Na SPIW 2026, a Marinha do Brasil exibiu simuladores, sistemas de realidade virtual, o Robô Expedicionário e maquetes do SNCA, unindo defesa, energia nuclear e inovação
A presença da Marinha do Brasil na primeira edição da São Paulo Innovation Week, entre os dias 13 e 15 de maio, aproximou a Força Naval do ecossistema de inovação e do público paulista.
No Mercado Livre Arena Pacaembu e na FAAP, a Marinha mostrou simuladores, robótica e projetos estratégicos, com foco em modernização e soberania tecnológica.
O estande trouxe equipamentos e debates sobre energia nuclear e SMRs, reforçando o papel da instituição na pesquisa e no desenvolvimento tecnológico, conforme informação divulgada pela Marinha do Brasil.
Tecnologias exibidas e demonstrações ao público
Ao longo do evento, a Marinha do Brasil apresentou o Robô Expedicionário, utilizado em reconhecimento e monitoramento de ameaças NBQR, e o Simulador de Navegação de Paraquedas, desenvolvido pelo Centro de Análises de Sistemas Navais (CASNAV).
Também foram demonstrados o sistema SVETT/SAGRES-N, voltado à análise virtual de terreno e apoio à decisão, simuladores de tiro com Blue Gun e maquetes do Submarino Nuclear Convencionalmente Armado (SNCA), do reator nuclear naval e da Fragata Classe Tamandaré.
Esses ativos mostram a integração entre inteligência artificial, simulação computacional e sistemas imersivos, aplicações cada vez mais presentes nas capacidades operacionais da Força Naval.
Debate sobre energia nuclear, SMRs e microrreatores
Nos painéis, representantes do CTMSP, AMAZUL, ENBPar e INB discutiram o papel dos SMRs (Small Modular Reactors) e dos microrreatores para a matriz energética brasileira.
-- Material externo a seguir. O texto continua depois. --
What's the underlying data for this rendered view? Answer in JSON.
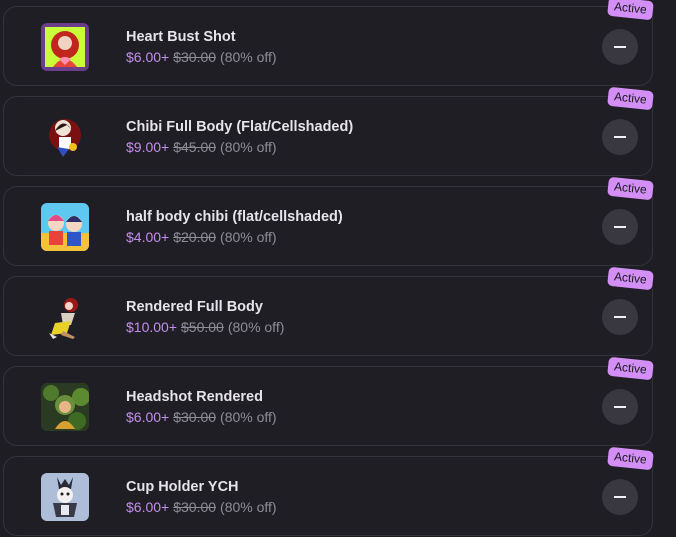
{
  "items": [
    {
      "title": "Heart Bust Shot",
      "price": "$6.00+",
      "original": "$30.00",
      "discount": "(80% off)",
      "badge": "Active",
      "thumb_icon": "heart-bust-art-icon"
    },
    {
      "title": "Chibi Full Body (Flat/Cellshaded)",
      "price": "$9.00+",
      "original": "$45.00",
      "discount": "(80% off)",
      "badge": "Active",
      "thumb_icon": "chibi-full-body-art-icon"
    },
    {
      "title": "half body chibi (flat/cellshaded)",
      "price": "$4.00+",
      "original": "$20.00",
      "discount": "(80% off)",
      "badge": "Active",
      "thumb_icon": "half-body-chibi-art-icon"
    },
    {
      "title": "Rendered Full Body",
      "price": "$10.00+",
      "original": "$50.00",
      "discount": "(80% off)",
      "badge": "Active",
      "thumb_icon": "rendered-full-body-art-icon"
    },
    {
      "title": "Headshot Rendered",
      "price": "$6.00+",
      "original": "$30.00",
      "discount": "(80% off)",
      "badge": "Active",
      "thumb_icon": "headshot-rendered-art-icon"
    },
    {
      "title": "Cup Holder YCH",
      "price": "$6.00+",
      "original": "$30.00",
      "discount": "(80% off)",
      "badge": "Active",
      "thumb_icon": "cup-holder-ych-art-icon"
    }
  ],
  "remove_button_icon": "minus-icon",
  "colors": {
    "background": "#1e1d24",
    "card_border": "#34333b",
    "price_accent": "#c58df0",
    "badge_background": "#d38ff6",
    "button_background": "#393841"
  }
}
Especialistas destacaram o potencial dessas tecnologias para geração estável de energia, dessalinização, produção de hidrogênio e abastecimento de áreas isoladas, ilustrando o caráter dual do Programa Nuclear da Marinha.
O debate reforçou a ideia de que energia nuclear pode ser um pilar para segurança energética, autonomia tecnológica e resposta a desafios geopolíticos e ambientais.
Integração com indústria, universidades e sociedade
A participação na SPIW abriu espaço para trocas entre a Marinha do Brasil, startups, universidades e centros de pesquisa, ampliando o intercâmbio de conhecimento em transformação digital e tecnologias disruptivas.
O espaço “Vem pra Marinha” mostrou oportunidades de carreira e projetos estratégicos, atraindo estudantes, pesquisadores e profissionais do setor tecnológico, fortalecendo a ligação entre defesa e sociedade.
Debates sobre defesa da Amazônia Azul, geopolítica e resposta a desastres ambientais reforçaram a importância do desenvolvimento científico como elemento central da segurança nacional.
Impacto estratégico e próximos passos
A participação da Marinha na SPIW 2026 acompanha a tendência global de integrar defesa, ciência e inovação, com foco em robótica, sistemas autônomos, cibernética e energia nuclear.
Programas como o SNCA e as Fragatas Classe Tamandaré, além dos sistemas de simulação apresentados, evidenciam o esforço para consolidar uma Base Industrial de Defesa capaz de reduzir dependência externa.
No atual cenário internacional, a interação entre Poder Naval, indústria e academia é crucial para ampliar a autonomia estratégica do País e acelerar a incorporação de tecnologias críticas.